Section 179 Tax Deduction Overview

 

   

     

"Jobs and Growth Tax Relief Reconciliation Act of 2003"

The provisions of the Jobs and Growth Tax Relief Reconciliation Act of 2003 have been extended through the tax year ending 12/31/2005.  

On May 28th, 2003, President Bush signed into law the "Act", which reduced taxes and provided incentives for business investment. Of particular importance to our customers are the following provisions:

Expensing Depreciable Business Assets - IRS Section 179

The primary benefit of making an equipment purchase before the end of 2003 is the tax deduction that a business will receive from what's known as first-year expensing. Under Section 179 of the Internal Revenue Code, you can now deduct up to $100,000 of the cost of the equipment during the year that it is purchased, (but not necessarily paid for) and placed in service after May 5, 2003 and on or before December 31, 2003.

  • A business customer is free to pick any equipment that the company needs, including computer software, from the vendor of its choice.
  • The Act quadruples the prior 2003 Section 179 expensing write off from $25,000 to $100,000.
  • The balance of the equipment cost, if any, has to be "capitalized" and "depreciated".

Bonus Depreciation - IRS Section 168K

Business owners can now claim a 50% special bonus depreciation allowance for new property that is acquired after May 5, 2003 and before December 31, 2004. They must reduce the depreciable basis by any Section 179 deduction. The Act raises bonus depreciation from 30% to 50%

Example: On December 29, 2003 you place in service a $150,000 computer system. You can deduct $100,000 of the total cost. The depreciable basis is now $50,000. The Special Depreciation Bonus Allowance of 50%, $25,000, is deducted. The depreciable basis for 2002 is $25,000. Depending on the MACRS classification, 5 years for computers, you can deduct $5,000 as the regular 2003 depreciation.

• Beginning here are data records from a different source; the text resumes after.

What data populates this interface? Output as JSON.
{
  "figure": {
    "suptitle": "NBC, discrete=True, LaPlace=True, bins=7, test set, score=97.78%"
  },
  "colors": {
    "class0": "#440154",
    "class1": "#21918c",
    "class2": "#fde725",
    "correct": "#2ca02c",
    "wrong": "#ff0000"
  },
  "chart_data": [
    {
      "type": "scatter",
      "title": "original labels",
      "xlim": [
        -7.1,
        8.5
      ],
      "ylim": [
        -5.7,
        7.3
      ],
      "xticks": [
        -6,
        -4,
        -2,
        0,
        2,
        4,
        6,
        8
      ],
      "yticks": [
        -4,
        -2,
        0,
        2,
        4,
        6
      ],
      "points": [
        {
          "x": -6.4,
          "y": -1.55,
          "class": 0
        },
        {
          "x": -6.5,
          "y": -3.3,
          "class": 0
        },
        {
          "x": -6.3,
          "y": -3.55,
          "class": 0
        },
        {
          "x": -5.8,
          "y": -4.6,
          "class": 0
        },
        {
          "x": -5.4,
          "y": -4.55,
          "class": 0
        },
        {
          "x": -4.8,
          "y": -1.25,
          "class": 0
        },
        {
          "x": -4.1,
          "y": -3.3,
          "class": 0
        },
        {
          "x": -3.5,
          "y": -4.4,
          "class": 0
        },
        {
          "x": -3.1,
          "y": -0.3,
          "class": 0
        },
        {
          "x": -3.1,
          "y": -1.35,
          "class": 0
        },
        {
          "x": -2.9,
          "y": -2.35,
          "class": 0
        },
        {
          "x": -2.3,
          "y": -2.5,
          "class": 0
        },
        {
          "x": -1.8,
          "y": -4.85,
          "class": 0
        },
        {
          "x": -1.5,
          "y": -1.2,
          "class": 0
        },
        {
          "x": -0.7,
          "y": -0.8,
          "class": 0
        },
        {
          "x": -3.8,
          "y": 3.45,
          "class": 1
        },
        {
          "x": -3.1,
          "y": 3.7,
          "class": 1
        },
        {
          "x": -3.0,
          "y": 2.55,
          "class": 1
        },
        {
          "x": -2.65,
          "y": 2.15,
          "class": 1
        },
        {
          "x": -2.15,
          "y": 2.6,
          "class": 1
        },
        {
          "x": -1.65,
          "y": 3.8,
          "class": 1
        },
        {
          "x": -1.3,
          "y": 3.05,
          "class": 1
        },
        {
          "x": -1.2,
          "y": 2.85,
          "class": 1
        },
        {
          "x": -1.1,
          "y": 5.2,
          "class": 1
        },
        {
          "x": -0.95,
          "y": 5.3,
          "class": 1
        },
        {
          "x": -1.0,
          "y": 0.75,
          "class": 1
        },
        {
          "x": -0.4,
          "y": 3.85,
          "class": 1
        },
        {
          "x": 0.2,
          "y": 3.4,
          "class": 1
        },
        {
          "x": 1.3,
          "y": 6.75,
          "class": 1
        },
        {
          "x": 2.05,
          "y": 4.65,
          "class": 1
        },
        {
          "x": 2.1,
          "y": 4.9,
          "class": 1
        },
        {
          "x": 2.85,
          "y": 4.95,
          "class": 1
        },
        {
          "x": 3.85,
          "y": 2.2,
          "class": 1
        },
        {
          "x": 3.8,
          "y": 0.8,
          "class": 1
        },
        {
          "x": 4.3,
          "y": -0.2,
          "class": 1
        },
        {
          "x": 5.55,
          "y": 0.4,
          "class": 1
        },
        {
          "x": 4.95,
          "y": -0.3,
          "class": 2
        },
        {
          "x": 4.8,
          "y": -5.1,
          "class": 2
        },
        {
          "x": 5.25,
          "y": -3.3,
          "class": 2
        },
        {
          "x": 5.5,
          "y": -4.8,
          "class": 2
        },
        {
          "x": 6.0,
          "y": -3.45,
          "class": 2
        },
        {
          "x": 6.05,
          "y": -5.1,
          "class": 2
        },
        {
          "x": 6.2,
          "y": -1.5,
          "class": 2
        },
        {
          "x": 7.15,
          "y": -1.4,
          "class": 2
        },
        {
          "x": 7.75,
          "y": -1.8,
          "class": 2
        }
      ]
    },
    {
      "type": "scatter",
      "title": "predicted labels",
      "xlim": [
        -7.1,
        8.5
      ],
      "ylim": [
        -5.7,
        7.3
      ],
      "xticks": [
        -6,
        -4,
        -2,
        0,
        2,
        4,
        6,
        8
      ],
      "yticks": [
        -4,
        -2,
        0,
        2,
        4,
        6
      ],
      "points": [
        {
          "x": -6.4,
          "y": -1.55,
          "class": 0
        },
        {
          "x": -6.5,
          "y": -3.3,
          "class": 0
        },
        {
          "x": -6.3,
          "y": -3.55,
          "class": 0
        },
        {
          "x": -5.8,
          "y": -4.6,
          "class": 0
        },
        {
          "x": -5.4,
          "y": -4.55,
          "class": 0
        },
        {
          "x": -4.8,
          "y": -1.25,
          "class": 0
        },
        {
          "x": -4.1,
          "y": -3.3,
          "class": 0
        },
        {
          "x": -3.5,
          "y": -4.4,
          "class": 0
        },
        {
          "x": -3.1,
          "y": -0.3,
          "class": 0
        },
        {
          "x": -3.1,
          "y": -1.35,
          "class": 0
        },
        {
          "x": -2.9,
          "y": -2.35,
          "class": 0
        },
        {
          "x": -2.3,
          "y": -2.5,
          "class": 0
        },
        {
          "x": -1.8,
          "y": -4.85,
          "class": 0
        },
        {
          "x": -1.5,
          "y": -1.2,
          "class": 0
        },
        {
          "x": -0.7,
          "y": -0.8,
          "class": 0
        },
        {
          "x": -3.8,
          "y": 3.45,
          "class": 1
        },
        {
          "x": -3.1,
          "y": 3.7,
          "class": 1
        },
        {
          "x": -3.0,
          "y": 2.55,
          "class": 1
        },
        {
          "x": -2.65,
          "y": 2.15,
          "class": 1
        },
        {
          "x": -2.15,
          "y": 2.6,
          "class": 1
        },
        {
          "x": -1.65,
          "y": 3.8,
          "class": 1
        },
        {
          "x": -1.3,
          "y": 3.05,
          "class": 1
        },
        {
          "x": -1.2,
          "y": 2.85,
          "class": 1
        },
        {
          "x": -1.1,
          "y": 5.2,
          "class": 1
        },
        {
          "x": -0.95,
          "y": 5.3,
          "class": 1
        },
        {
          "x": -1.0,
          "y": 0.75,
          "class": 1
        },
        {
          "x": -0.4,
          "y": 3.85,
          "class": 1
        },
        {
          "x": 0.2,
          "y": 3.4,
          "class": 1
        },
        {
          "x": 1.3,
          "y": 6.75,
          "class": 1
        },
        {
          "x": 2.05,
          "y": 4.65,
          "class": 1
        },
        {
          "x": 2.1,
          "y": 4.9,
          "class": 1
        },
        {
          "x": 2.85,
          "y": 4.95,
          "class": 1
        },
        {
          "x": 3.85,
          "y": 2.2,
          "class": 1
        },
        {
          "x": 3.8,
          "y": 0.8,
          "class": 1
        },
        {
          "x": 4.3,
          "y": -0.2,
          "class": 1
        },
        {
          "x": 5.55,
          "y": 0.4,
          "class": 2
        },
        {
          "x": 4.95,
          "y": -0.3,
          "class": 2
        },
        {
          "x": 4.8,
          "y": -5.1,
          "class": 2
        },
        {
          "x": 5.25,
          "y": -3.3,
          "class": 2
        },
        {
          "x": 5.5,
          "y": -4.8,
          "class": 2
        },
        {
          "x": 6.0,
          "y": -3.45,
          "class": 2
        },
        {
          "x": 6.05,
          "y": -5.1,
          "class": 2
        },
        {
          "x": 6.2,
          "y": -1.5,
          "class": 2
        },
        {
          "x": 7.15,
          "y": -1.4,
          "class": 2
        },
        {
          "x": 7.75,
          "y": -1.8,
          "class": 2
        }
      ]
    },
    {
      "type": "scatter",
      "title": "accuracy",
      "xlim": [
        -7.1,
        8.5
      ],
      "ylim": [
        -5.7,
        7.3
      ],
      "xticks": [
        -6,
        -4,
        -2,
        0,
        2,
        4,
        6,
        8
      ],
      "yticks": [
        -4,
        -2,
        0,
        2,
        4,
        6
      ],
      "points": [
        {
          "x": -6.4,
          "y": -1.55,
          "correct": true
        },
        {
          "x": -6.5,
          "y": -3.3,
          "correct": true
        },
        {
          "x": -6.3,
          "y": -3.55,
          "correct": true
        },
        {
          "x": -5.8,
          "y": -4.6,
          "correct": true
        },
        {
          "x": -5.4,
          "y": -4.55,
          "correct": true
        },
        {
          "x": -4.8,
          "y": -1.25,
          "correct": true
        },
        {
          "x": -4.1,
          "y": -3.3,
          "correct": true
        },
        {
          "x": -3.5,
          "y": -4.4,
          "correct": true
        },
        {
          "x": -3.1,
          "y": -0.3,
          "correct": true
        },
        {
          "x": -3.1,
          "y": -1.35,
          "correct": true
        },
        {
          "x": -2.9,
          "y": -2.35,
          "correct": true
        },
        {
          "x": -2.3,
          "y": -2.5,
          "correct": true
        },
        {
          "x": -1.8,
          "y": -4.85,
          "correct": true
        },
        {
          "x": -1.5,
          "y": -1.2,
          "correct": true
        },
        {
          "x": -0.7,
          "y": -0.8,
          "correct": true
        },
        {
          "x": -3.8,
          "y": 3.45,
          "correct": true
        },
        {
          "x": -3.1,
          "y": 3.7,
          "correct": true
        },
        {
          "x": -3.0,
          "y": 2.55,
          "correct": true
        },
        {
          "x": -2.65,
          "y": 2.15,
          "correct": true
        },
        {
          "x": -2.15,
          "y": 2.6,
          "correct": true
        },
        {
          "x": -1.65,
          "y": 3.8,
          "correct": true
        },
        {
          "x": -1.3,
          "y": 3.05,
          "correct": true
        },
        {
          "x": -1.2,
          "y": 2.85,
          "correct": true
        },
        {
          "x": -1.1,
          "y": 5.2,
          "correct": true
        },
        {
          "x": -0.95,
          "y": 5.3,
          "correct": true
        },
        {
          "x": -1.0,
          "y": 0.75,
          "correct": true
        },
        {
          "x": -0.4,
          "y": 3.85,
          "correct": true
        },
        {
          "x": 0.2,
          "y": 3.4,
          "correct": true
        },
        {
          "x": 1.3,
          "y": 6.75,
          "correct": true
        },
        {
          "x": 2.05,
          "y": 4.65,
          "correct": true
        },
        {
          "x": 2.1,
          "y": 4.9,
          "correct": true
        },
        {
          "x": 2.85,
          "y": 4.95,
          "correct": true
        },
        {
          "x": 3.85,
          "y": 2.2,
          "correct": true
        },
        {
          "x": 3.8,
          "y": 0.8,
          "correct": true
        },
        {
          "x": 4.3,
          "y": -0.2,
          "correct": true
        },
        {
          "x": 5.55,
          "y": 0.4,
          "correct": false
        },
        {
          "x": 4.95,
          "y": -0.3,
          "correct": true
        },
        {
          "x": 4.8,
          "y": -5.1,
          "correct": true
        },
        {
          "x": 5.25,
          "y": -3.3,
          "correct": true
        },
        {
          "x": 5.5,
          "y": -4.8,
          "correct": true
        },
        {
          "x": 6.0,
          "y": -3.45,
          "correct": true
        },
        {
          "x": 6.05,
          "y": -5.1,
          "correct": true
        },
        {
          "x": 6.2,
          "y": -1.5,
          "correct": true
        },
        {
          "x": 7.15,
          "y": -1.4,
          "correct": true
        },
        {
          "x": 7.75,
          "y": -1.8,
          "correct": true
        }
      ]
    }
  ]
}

The combined Section 168K and Section 179 tax deductions total $130,000 of the original $150,000 cost. Assuming a 30% income tax bracket, the tax saving would be $39,000.

The Leasing Company pays for the equipment. The monthly lease payment on a $150,000 computer system would be around $3,000 per month for 60 months with the first month in advance, the net cash saving would be $36,000.

Customers should consult their tax advisor for guidance regarding restrictions or limitations or contact the IRS at www.irs.gov.